Accounting choice: decision whose primary purpose is to influence (either in form or substance)
the output of the accounting system in a particular way. Managerial intent is key to this definition of
accounting choice.
Agency costs: generally related to contractual issues such as managerial compensation and debt
covenants. The primary function of which is to alleviate agency costs by better aligning the incentives
of the parties.
Information asymmetries: the relation between (better informed) managers and (less well
informed) investors (e.g. timing, magnitude, and risk of future cash flows).

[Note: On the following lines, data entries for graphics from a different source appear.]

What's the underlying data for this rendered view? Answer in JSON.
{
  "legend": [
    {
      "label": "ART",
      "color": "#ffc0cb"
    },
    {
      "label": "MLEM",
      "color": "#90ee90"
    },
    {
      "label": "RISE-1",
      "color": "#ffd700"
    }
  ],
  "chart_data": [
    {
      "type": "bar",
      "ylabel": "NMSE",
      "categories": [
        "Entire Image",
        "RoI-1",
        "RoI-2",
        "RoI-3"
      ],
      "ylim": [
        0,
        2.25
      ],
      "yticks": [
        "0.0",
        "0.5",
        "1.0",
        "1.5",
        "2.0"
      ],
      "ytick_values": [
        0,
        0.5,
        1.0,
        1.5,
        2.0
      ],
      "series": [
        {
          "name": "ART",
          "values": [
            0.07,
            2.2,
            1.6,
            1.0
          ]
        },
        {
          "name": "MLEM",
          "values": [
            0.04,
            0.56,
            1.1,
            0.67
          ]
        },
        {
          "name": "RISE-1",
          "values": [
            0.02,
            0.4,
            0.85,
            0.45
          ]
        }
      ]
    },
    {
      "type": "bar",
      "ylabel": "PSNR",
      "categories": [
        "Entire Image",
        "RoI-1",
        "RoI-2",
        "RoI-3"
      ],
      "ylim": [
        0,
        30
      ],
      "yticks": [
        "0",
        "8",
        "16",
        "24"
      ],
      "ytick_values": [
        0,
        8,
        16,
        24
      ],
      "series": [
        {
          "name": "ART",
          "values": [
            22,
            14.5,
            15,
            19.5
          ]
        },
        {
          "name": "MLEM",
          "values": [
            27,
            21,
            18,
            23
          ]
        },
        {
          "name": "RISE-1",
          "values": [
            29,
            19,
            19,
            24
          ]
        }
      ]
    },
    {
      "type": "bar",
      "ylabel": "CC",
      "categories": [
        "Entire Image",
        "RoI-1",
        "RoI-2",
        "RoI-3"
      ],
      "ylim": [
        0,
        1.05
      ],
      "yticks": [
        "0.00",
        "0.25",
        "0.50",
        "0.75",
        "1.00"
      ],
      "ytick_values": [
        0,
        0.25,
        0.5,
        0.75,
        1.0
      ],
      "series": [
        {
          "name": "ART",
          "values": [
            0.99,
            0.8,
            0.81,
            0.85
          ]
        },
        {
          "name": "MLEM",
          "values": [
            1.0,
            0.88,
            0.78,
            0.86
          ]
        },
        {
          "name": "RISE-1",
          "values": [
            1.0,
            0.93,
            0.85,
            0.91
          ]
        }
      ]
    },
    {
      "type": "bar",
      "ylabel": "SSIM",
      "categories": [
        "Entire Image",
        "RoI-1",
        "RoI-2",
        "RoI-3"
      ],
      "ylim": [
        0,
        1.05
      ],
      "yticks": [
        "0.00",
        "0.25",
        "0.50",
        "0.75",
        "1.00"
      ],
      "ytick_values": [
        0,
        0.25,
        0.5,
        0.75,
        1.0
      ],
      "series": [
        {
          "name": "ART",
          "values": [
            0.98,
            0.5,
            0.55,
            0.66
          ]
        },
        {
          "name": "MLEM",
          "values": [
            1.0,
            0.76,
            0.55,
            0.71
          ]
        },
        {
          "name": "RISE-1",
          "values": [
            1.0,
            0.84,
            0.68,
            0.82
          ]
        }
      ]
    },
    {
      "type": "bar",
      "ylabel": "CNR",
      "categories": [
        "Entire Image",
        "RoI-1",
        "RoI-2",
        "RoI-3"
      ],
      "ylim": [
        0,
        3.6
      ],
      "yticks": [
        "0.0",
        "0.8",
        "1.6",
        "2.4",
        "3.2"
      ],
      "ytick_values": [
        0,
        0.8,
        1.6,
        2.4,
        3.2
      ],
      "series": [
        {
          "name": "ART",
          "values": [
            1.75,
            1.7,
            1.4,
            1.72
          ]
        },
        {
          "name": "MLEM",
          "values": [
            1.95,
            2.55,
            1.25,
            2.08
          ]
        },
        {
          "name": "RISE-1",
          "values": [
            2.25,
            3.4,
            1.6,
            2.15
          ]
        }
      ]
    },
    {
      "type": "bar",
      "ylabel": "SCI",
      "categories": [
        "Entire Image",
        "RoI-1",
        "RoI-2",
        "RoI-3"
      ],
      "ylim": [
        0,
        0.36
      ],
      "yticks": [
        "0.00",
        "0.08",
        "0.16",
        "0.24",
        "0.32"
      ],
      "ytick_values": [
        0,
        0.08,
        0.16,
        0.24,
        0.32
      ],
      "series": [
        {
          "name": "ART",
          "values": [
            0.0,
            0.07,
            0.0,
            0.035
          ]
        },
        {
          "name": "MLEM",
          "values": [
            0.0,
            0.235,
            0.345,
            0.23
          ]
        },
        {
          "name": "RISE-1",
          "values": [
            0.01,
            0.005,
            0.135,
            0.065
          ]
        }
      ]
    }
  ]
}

Externalities affecting non-contracting parties: third-party contractual and non-contractual
relations. By influencing the story told by the accounting numbers, managers hope to influence the
decisions of these third parties.
Earnings management: when managers exercise their discretion over the accounting numbers
with or without restrictions (firm value maximizing or opportunistic). Rational managers would not
engage in earnings management in the absence of expected benefits implying that managers do not
believe that information markets are perfect.
Efficient contracting: suggests that, although financial reporting discretion may allow managers to
increase their compensation, such discretion also improves the alignment of their interests with those
of shareholders. For example, higher accounting earnings that drive higher compensation levels may
also result in higher share values or lower probabilities of bond covenant violations.


Li & Shroff (2010)
"Financial reporting quality and economic growth”

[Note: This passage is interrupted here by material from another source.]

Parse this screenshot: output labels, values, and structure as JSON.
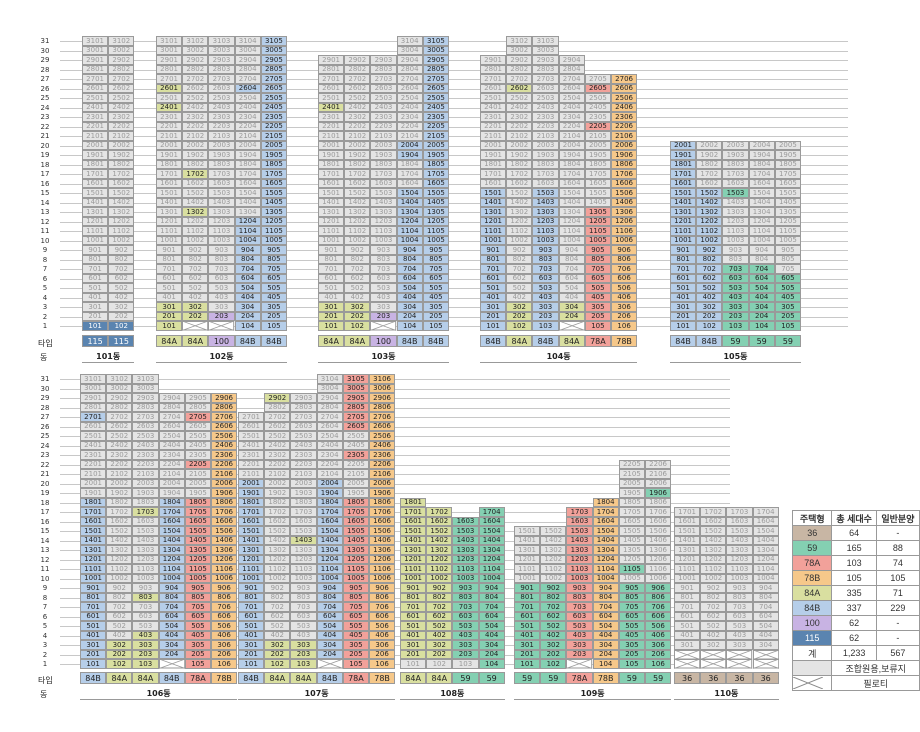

Reporting quality: improves project identification and selection, and lowers the cost of capital,
translating into faster growth. Reporting quality mitigates information uncertainty and therefore
makes decision-making less difficult and decreases agency problems. High information uncertainty
industries grow disproportionally faster in countries with better reporting quality


Three roles of financial reporting in impacting economic performance:
- Used by managers and investors to identify good versus bad projects.
- Can serve as a control mechanism that gives managers incentives to direct resources toward
projects identified as good and away from projects identified as bad.
- Could reduce information uncertainty and lower the cost of both equity and debt capital.